Black Scholes and the normal distribution
There have been lots of comments and confusion, especially in this post, over what people in finance do or do not assume about how the markets work. I wanted to dispel some myths (at the risk of creating more).
First, there’s a big difference between quantitative trading and quantitative risk. And there may be a bunch of other categories that also exist, but I’ve only worked in those two arenas.
Markets are not efficient
In quantitative trading, nobody really thinks that “markets are efficient.” That’s kind of ridiculous, since then what would be the point of trying to make money through trading? We essentially make money because they aren’t. But of course that’s not to say they are entirely inefficient. Some approaches to removing inefficiency, and some markets, are easier than others. There can be entire markets that are so old and well-combed-over that the inefficiencies (that people have thought of) have been more or less removed and so, to make money, you have to be more thoughtful. A better way to say this is that the inefficiencies that are left are smaller than the transaction costs that would be required to remove them.
It’s not clear where “removing inefficiency” ends and where a different kind of trading begins, by the way. In some sense all algorithmic trades that work for any amount of time can be thought of as removing inefficiency, but then it becomes a useless concept.
Also, you can see from the above that traders have a vested interest to introduce new kinds of markets to the system, because new markets have new inefficiencies that can be picked off.
This kind of trading is very specific to a certain kind of time horizon as well. Traders and their algorithms typically want to make money in the average year. If there’s an inefficiency with a time horizon of 30 years it may still exist but few people are patient enough for it (I should add that we also probably don’t have good enough evidence that they’d work, considering how quickly the markets change). Indeed the average quant shop is going in the opposite direction, of high speed trading, for that very reason, to find the time horizon at which there are still obvious inefficiencies.
A long long time ago, before Black Monday in 1987, people didn’t know how to price options. Then Black-Scholes came out and traders started using the Black-Scholes (BS) formula and it worked pretty well, until Black Monday came along and people suddenly realized the assumptions in BS were ridiculous. Ever since then people have adjusted the BS formula. Everyone.

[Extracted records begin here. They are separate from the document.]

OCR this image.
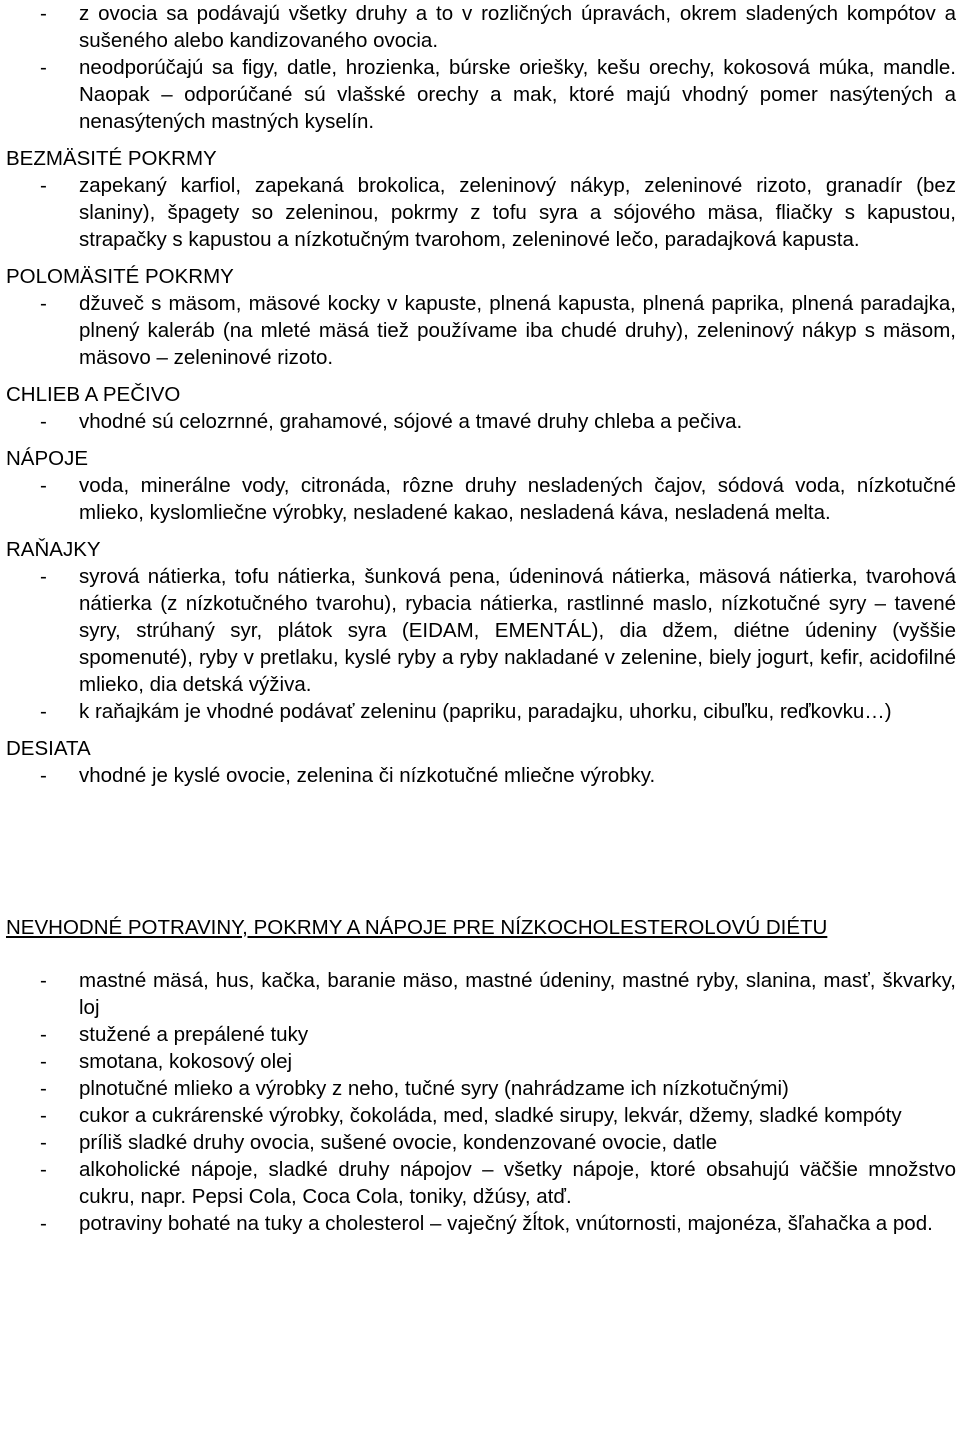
-
z ovocia sa podávajú všetky druhy a to v rozličných úpravách, okrem sladených kompótov a sušeného alebo kandizovaného ovocia.

-
neodporúčajú sa figy, datle, hrozienka, búrske oriešky, kešu orechy, kokosová múka, mandle. Naopak – odporúčané sú vlašské orechy a mak, ktoré majú vhodný pomer nasýtených a nenasýtených mastných kyselín.

BEZMÄSITÉ POKRMY

-
zapekaný karfiol, zapekaná brokolica, zeleninový nákyp, zeleninové rizoto, granadír (bez slaniny), špagety so zeleninou, pokrmy z tofu syra a sójového mäsa, fliačky s kapustou, strapačky s kapustou a nízkotučným tvarohom, zeleninové lečo, paradajková kapusta.

POLOMÄSITÉ POKRMY

-
džuveč s mäsom, mäsové kocky v kapuste, plnená kapusta, plnená paprika, plnená paradajka, plnený kaleráb (na mleté mäsá tiež používame iba chudé druhy), zeleninový nákyp s mäsom, mäsovo – zeleninové rizoto.

CHLIEB A PEČIVO

-
vhodné sú celozrnné, grahamové, sójové a tmavé druhy chleba a pečiva.

NÁPOJE

-
voda, minerálne vody, citronáda, rôzne druhy nesladených čajov, sódová voda, nízkotučné mlieko, kyslomliečne výrobky, nesladené kakao, nesladená káva, nesladená melta.

RAŇAJKY

-
syrová nátierka, tofu nátierka, šunková pena, údeninová nátierka, mäsová nátierka, tvarohová nátierka (z nízkotučného tvarohu), rybacia nátierka, rastlinné maslo, nízkotučné syry – tavené syry, strúhaný syr, plátok syra (EIDAM, EMENTÁL), dia džem, diétne údeniny (vyššie spomenuté), ryby v pretlaku, kyslé ryby a ryby nakladané v zelenine, biely jogurt, kefir, acidofilné mlieko, dia detská výživa.

-
k raňajkám je vhodné podávať zeleninu (papriku, paradajku, uhorku, cibuľku, reďkovku…)

DESIATA

-
vhodné je kyslé ovocie, zelenina či nízkotučné mliečne výrobky.

NEVHODNÉ POTRAVINY, POKRMY A NÁPOJE PRE NÍZKOCHOLESTEROLOVÚ DIÉTU

-
mastné mäsá, hus, kačka, baranie mäso, mastné údeniny, mastné ryby, slanina, masť, škvarky, loj

-
stužené a prepálené tuky

-
smotana, kokosový olej

-
plnotučné mlieko a výrobky z neho, tučné syry (nahrádzame ich nízkotučnými)

-
cukor a cukrárenské výrobky, čokoláda, med, sladké sirupy, lekvár, džemy, sladké kompóty

-
príliš sladké druhy ovocia, sušené ovocie, kondenzované ovocie, datle

-
alkoholické nápoje, sladké druhy nápojov – všetky nápoje, ktoré obsahujú väčšie množstvo cukru, napr. Pepsi Cola, Coca Cola, toniky, džúsy, atď.

-
potraviny bohaté na tuky a cholesterol – vaječný žĺtok, vnútornosti, majonéza, šľahačka a pod.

There are lots of ways to think about how to adjust the formula, but a very common one is through the volatility smile. This allows us to remove the BS assumption of constant volatility (of the underlying stock) and replace it with whatever inferred volatility is actually traded on in the market for that strike price and that maturity. As this commenter mentioned, the BS formula is still used here as a convenient reference to do this calculation. If you extend your consideration to any maturity and any strike price (for the same underlying stock or thingy) then you get a volatility surface by the same reasoning.

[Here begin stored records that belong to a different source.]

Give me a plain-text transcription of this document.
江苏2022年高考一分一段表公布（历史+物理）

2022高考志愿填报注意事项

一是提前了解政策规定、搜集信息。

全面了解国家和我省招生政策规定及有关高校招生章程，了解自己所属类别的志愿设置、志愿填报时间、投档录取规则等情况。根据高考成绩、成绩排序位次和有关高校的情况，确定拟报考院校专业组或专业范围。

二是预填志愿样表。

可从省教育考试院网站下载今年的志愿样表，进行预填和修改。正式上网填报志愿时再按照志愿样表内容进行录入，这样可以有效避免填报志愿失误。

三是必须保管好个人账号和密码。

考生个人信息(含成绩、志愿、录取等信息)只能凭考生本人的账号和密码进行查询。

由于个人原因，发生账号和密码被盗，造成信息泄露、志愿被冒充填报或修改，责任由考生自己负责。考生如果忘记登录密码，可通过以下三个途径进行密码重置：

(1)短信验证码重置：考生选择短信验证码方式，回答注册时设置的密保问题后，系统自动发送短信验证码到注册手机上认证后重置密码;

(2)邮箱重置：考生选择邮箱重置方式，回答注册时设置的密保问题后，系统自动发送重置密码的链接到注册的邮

Two things to mention. First, you can think of the volatility smile/ surface as adjusting the assumption of constant volatility, but you can also ascribe to it an adjustment of the assumption of a normal distribution of the underlying stock. There’s really no way to extricate those two assumptions, but you can convince yourself of this by a thought experiment: if the volatility stays fixed but the presumed shape of the distribution of the stocks gets fatter-tailed, for example, then option prices (for options that are far from the current price) will change, which will in turn change the implied volatility according to the market (i.e. the smile will deepen). In other words, the smile adjusts for more than one assumption.
The other thing to mention: although we’ve done a relatively good job adjusting to market reality when pricing an option, when we apply our current risk measures like Value-at-Risk (VaR) to options, we still assume a normal distribution of risk factors (one of the risk factors, if we were pricing options, would be the implied volatility). So in other words, we might have a pretty good view of current prices, but it’s not at all clear we know how to make reasonable scenarios of future pricing shifts.
Ultimately, this assumption of normal distributions of risk factors in calculating VaR is actually pretty important in terms of our view of systemic risks. We do it out of computational convenience, by the way. That and because when we use fatter-tailed assumptions, people don’t like the answer.